Architecture Overview
At the heart of the system is the Kinesis Data Stream acting as a conduit for data. Applications using the Kinesis Client Library (KCL), IoT devices, or other SDK-enabled producers send records into the stream. Consumers—ranging from AWS Lambda functions and SDK-based applications to ECS tasks—read and process the records. Notably, records can be retained for up to 365 days.
-
On-Demand Mode:
With no requirement for capacity planning, Kinesis automatically scales to meet demand without needing manual shard management. -
Provisioned Mode:
Here, you explicitly set the number of shards. The stream’s overall capacity is the sum of its individual shard capacities. You may adjust the shard count based on your changing data volumes.

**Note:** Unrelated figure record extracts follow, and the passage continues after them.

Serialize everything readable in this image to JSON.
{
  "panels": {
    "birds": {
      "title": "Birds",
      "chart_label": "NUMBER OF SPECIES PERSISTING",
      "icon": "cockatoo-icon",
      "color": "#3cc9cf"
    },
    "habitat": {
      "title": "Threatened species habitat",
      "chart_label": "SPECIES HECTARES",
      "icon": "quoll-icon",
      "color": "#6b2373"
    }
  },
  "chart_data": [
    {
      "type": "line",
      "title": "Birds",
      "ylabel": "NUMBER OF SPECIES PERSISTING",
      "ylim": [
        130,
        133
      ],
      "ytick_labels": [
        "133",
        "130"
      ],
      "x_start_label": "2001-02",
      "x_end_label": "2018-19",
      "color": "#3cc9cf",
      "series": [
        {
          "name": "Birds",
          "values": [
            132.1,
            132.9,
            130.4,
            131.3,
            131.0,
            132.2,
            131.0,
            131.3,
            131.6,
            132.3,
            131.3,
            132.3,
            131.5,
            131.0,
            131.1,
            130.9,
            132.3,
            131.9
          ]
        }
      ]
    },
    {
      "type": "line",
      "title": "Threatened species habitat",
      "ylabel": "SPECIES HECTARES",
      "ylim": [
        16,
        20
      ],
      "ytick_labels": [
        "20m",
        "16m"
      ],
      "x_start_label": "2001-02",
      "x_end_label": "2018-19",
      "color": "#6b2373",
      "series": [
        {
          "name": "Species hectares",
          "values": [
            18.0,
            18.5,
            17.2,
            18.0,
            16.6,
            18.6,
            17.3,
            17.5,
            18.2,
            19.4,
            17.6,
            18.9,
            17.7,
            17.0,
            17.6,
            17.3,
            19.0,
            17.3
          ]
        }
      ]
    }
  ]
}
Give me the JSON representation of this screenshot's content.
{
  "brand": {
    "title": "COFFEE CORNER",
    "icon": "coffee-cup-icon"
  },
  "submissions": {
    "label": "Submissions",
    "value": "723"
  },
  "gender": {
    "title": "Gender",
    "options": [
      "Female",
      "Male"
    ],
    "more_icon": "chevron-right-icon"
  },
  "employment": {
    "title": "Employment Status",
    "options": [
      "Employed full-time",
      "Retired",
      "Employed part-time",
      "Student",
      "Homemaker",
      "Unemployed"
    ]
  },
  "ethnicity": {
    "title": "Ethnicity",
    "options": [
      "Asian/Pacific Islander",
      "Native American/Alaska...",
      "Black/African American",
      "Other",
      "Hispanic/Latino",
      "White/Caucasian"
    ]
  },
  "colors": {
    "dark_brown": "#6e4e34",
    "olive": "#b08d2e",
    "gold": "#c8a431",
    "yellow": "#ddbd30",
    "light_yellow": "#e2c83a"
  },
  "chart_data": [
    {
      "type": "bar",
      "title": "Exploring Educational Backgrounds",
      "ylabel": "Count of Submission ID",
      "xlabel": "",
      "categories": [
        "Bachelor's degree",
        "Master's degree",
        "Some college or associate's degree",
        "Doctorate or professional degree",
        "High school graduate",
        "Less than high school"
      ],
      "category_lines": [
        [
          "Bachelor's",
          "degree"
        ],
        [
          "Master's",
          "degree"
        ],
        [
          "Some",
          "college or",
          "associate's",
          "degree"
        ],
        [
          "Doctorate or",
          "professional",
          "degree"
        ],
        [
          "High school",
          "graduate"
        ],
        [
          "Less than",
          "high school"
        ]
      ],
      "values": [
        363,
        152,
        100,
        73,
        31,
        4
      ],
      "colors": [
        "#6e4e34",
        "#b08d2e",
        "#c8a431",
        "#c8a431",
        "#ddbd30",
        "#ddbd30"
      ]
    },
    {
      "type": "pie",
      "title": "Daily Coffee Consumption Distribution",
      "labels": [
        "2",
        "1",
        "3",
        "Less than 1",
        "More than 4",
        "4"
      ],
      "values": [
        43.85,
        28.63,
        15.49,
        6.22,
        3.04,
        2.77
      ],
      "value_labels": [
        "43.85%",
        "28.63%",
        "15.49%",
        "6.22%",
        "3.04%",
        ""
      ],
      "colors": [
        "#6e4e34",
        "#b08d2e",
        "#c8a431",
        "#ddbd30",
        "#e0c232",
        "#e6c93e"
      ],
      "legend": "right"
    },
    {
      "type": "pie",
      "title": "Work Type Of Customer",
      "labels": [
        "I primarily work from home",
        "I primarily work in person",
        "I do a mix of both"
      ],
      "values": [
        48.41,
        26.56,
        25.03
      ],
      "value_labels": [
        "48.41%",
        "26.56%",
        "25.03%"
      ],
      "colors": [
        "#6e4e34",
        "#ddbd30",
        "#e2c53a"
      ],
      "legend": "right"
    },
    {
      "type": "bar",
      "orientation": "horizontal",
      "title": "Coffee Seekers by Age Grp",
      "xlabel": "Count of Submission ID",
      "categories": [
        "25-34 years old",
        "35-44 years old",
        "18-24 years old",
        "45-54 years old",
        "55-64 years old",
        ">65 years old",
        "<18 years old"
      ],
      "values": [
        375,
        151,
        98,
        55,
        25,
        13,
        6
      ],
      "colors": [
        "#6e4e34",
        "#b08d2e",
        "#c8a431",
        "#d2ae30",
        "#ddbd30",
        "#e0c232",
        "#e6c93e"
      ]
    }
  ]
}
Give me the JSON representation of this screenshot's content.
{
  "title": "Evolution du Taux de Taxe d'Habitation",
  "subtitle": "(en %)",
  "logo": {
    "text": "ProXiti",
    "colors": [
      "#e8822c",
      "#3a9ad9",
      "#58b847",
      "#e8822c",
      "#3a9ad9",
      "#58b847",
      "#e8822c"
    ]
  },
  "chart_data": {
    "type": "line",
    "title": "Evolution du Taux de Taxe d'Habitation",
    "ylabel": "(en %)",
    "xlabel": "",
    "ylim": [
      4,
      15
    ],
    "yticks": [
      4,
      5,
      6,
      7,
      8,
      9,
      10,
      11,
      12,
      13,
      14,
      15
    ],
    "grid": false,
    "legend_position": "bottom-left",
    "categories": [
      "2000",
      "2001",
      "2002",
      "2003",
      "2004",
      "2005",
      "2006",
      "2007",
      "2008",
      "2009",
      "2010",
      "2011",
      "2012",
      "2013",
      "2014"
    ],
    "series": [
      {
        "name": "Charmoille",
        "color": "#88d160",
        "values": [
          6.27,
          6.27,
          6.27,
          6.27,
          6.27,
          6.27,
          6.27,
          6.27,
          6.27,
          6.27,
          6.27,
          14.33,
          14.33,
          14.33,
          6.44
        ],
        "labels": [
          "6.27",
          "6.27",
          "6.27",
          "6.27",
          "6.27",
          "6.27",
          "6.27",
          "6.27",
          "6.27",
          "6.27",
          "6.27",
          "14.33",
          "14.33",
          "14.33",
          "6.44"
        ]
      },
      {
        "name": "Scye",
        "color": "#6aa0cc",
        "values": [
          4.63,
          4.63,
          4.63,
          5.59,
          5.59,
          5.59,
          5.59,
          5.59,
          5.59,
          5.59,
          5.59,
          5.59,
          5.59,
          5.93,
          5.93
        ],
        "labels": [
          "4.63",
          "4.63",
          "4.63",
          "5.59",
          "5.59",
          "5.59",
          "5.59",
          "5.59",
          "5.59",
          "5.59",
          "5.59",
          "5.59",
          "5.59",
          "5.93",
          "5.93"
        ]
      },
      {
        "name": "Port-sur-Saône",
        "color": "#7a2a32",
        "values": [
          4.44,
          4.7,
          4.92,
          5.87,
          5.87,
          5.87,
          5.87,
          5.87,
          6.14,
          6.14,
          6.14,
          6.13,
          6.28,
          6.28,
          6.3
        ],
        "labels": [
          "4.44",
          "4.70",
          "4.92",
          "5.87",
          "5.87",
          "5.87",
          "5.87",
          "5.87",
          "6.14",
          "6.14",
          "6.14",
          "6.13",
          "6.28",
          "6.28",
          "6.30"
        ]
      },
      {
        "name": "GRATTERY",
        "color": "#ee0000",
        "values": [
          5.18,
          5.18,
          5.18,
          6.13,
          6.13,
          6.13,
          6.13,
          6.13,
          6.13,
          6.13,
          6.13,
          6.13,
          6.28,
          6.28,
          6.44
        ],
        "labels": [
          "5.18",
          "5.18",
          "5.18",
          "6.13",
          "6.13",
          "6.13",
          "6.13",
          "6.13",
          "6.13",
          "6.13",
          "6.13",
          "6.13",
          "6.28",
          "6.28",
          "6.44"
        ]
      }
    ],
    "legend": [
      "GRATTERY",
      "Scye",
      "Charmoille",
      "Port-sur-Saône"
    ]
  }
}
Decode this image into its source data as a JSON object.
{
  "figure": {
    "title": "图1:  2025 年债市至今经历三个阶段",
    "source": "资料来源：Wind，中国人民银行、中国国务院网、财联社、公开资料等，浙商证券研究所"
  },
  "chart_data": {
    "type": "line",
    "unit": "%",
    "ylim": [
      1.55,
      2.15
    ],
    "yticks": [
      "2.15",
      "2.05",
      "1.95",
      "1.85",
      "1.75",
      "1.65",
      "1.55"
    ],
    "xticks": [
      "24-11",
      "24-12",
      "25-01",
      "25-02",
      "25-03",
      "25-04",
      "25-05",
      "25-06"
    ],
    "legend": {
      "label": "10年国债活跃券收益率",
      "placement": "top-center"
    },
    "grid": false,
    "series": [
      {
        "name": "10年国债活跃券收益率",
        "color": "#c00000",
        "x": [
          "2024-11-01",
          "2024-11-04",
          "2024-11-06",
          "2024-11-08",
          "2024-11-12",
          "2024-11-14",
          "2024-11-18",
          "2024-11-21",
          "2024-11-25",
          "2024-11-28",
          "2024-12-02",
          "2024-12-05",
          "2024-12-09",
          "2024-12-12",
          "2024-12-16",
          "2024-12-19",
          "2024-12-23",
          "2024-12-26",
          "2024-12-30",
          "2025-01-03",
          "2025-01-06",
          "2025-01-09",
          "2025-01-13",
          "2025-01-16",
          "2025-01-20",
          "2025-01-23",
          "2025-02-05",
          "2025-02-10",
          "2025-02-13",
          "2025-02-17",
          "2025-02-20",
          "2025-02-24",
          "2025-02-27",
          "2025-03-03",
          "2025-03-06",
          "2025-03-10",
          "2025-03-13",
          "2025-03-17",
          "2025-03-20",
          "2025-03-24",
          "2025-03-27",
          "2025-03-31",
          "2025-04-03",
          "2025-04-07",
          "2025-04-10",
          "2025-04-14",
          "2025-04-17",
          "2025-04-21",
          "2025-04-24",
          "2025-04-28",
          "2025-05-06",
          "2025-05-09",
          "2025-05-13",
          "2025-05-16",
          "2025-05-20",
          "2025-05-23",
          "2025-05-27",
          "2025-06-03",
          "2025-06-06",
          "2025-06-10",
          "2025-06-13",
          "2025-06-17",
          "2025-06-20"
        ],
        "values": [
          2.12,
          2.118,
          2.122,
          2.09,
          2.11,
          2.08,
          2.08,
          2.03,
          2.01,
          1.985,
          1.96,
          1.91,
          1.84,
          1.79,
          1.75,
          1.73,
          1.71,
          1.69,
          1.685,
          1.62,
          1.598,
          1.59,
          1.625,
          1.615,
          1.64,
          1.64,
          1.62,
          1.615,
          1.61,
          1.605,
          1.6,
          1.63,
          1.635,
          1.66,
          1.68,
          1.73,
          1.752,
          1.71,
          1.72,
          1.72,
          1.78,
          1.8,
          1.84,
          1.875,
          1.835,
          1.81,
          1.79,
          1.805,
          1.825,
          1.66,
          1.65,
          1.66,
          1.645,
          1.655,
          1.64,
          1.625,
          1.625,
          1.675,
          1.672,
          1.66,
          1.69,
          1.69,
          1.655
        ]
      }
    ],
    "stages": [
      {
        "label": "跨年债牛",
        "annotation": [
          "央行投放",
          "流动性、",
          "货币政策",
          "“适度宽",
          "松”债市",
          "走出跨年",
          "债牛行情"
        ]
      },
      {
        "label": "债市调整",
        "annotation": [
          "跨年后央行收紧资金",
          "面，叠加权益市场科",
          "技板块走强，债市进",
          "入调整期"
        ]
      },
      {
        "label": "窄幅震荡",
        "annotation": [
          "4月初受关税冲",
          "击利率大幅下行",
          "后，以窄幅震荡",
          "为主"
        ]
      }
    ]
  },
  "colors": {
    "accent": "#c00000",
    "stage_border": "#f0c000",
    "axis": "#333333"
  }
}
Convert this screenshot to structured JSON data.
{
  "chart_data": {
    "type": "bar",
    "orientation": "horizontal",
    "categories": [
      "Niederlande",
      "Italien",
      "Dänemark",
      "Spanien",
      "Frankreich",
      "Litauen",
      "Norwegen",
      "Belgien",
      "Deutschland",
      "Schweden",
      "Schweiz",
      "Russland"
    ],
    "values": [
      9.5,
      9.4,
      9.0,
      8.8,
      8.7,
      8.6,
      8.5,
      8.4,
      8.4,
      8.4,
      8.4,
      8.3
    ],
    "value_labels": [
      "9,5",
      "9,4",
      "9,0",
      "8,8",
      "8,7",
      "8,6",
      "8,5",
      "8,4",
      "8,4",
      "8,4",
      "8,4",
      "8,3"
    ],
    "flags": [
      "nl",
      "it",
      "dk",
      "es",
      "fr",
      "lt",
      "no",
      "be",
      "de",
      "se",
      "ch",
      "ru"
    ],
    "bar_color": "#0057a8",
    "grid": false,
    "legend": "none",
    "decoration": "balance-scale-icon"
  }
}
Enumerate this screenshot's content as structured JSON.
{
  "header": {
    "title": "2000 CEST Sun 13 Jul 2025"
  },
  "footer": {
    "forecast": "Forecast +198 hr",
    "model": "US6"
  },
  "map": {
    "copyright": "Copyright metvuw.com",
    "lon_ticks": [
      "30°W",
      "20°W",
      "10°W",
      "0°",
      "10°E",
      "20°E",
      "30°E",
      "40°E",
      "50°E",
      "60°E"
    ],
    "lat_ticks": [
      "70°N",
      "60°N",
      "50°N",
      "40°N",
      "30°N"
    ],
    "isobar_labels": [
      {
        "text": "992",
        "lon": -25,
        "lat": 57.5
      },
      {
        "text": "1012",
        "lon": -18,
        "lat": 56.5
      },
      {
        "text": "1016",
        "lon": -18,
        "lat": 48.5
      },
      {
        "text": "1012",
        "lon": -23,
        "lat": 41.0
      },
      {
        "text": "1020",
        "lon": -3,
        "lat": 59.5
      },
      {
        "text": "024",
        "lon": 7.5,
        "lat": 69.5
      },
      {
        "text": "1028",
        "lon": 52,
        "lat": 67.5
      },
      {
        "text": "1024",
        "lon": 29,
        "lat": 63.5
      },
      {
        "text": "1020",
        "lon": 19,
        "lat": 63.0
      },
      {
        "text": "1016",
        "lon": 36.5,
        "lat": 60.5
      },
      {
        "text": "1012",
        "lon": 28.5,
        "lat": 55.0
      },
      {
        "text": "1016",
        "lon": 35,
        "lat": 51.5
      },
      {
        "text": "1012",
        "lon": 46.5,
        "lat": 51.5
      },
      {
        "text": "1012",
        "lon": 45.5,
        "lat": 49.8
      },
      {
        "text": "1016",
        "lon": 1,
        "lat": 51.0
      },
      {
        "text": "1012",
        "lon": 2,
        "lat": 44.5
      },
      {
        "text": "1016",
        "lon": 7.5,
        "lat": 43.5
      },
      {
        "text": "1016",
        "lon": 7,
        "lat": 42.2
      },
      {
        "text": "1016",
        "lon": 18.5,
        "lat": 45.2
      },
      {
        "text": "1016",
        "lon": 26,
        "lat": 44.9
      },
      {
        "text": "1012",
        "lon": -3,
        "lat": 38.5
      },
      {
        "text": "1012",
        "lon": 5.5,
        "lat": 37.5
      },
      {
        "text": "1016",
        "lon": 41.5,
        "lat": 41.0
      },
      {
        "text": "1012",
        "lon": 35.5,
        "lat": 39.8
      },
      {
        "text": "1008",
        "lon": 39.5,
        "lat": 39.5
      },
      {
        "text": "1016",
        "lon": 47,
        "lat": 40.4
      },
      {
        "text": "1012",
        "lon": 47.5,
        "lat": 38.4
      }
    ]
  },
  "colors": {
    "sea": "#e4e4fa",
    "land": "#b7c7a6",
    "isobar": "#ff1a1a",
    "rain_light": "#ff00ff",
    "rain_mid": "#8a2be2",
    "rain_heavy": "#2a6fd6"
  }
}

Data Flow: Producers and Consumers
Data flows into the Kinesis stream in the following sequence:- Producers send records using the PutRecord API.
- Each record includes a partition key along with up to 1 MB of data. The partition key is hashed to determine which shard receives the record.
- A shard’s throughput is limited to 1 MB per second or 1,000 messages per second.
- Consumers retrieve records via the GetRecords API (classic pull-based model) or use the SubscribeToShard API (enhanced push-based model).
- In the shared (classic fan-out) mode, all consumers share a total throughput of 2 MB per shard.
- With enhanced fan-out, every consumer gets an individual throughput of 2 MB per shard, providing improved scalability.

Partition Keys and Shard Distribution
When multiple devices (e.g., cameras) transmit telemetry or video data, each device’s identifier can serve as an effective partition key. For instance, in a data stream with three shards:- A camera with an ID of 120 might be directed to shard one.
- A camera with an ID of 320 could end up on shard one or two, depending on the hash.
- A camera with an ID of 550 might be routed to shard three.

Choose partition keys that evenly distribute data across shards to avoid hot partitions.
- Use exponential backoff for retries.
- Split an overburdened shard.
- Merge underutilized shards to optimize cost.


Consuming Data: Classic vs. Enhanced Fan-Out
Consumers of Kinesis Data Streams can operate in two distinct modes:- Classic Fan-Out (Shared Mode):
In this mode, all consumers share the available throughput of 2 MB/s per shard. For example, two consumers on a shard may each get up to 1 MB/s if both are active, and the total bandwidth is divided as more consumers join.

- Enhanced Fan-Out:
Each consumer receives an exclusive throughput of 2 MB/s per shard. This is enabled by the SubscribeToShard API, allowing each consumer to process data at a high rate regardless of how many consumers are attached.

The Kinesis Client Library (KCL)
The Kinesis Client Library (KCL) simplifies the development of consumers by abstracting common tasks such as:- Automatic recovery from consumer failures.
- Checkpointing to track progress using DynamoDB.
- Supporting resharding events to ensure smooth data consumption.

- With 2 shards, you can run a maximum of 2 KCL instances.
- With 7 shards, you are limited to 7 instances.

Summary
Amazon Kinesis Data Streams enables real-time data ingestion, processing, and analysis, making it an ideal solution for log aggregation, real-time metrics, and IoT telemetry applications. Key takeaways include:- Producers send records using the PutRecord API, with records containing partition keys and up to 1 MB of data.
- Each shard supports a throughput of 1 MB/s or 1,000 messages/s.
- Proper selection and management of partition keys are vital to avoid hot partitions.
- Hot partitions can be mitigated through exponential backoff, shard splitting, or merging underutilized shards.
- In classic fan-out mode, consumers share a 2 MB/s throughput per shard, whereas enhanced fan-out mode allocates 2 MB/s per consumer per shard.
- The Kinesis Client Library automates consumer management, checkpointing, and resharding, with a one-instance-per-shard limitation.